On the kickoff track, “The Cossack Who Smelt of Vodka,” Citerman’s galloping guitar evokes the terror of the titular figure riding into a Jewish village, while “The Synagogue Detective” is film noir shul-style, trumpeter Ben Holmes and bass clarinetist Ken Thomson nailing a slinky theme, ably abetted by fellow Gutbucketer Adam D Gold’s loping drums. The harsh yet witty “Snout” alternates klezmer-leaning harmonic invention with free-jazz freak-outs, and an elegiac intro gives “After All That Has Happened” a mournful undergirding that intensifies Citerman’s fiercely rock-oriented playing.

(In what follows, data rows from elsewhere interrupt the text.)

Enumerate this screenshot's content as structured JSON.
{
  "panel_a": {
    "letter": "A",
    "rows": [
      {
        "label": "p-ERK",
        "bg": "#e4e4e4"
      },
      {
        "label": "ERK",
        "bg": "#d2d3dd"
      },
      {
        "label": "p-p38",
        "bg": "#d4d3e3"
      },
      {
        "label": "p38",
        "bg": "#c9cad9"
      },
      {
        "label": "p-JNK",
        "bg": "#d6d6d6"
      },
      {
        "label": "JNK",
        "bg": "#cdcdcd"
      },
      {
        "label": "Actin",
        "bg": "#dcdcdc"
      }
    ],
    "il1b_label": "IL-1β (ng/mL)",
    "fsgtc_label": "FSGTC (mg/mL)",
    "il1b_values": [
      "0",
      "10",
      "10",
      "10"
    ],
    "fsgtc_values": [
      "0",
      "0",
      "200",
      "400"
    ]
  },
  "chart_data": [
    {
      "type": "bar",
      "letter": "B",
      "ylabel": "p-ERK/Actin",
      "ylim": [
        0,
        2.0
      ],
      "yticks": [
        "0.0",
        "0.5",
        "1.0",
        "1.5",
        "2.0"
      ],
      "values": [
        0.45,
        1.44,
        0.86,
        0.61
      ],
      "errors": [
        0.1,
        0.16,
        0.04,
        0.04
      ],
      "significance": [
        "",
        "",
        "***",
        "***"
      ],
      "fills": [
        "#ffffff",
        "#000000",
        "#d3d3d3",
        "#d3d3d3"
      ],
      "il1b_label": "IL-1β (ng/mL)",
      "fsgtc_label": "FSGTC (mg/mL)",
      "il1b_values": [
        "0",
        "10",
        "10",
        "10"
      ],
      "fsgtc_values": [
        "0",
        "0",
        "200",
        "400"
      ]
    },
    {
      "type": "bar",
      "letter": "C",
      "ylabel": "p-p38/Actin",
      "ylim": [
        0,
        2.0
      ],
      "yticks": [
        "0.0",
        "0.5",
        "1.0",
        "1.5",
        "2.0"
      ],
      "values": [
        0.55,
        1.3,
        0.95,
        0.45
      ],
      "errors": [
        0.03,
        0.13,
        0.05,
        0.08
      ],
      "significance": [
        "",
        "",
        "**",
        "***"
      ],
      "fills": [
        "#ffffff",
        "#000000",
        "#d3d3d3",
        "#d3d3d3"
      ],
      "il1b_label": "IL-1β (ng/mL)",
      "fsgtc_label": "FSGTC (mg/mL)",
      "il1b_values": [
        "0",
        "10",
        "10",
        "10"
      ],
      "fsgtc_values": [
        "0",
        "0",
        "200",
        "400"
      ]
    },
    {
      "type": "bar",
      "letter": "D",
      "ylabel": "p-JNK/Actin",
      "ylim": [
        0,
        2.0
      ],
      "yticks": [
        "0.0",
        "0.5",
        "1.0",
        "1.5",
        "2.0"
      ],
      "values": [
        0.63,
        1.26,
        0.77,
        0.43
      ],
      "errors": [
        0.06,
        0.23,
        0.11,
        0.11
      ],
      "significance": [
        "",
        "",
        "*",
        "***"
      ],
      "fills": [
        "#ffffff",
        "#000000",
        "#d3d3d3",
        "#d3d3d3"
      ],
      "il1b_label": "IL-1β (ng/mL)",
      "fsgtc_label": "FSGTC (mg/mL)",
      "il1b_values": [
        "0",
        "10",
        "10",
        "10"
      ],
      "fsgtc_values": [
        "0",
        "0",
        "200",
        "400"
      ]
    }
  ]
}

For all the fuzz-drenched roar, Citerman is notably understated here; he cedes pride of place to his compositional gifts while granting Thomson and Holmes the flashier showcase solos. Bop Kabbalah‘s longest track, the 10-and-a-half-minute “Engaging Pleasantries With a Wall,” is the album’s highlight and one of the year’s most arresting recordings. Backed by Gold’s sparse snare and cymbals, Citerman’s electronics-enhanced washes of guitar conjure Middle Eastern mysticism over which an echo-enhanced Thomson and Holmes harmonize rapturously. The piece builds to a speaking-in-tongues frenzy before breaking into a cresting fanfare, Holmes and Citerman wailing with enough majesty to bring down the walls of Jericho. It’s frightening yet exhilarating, the very sound of spiritual ecstasy.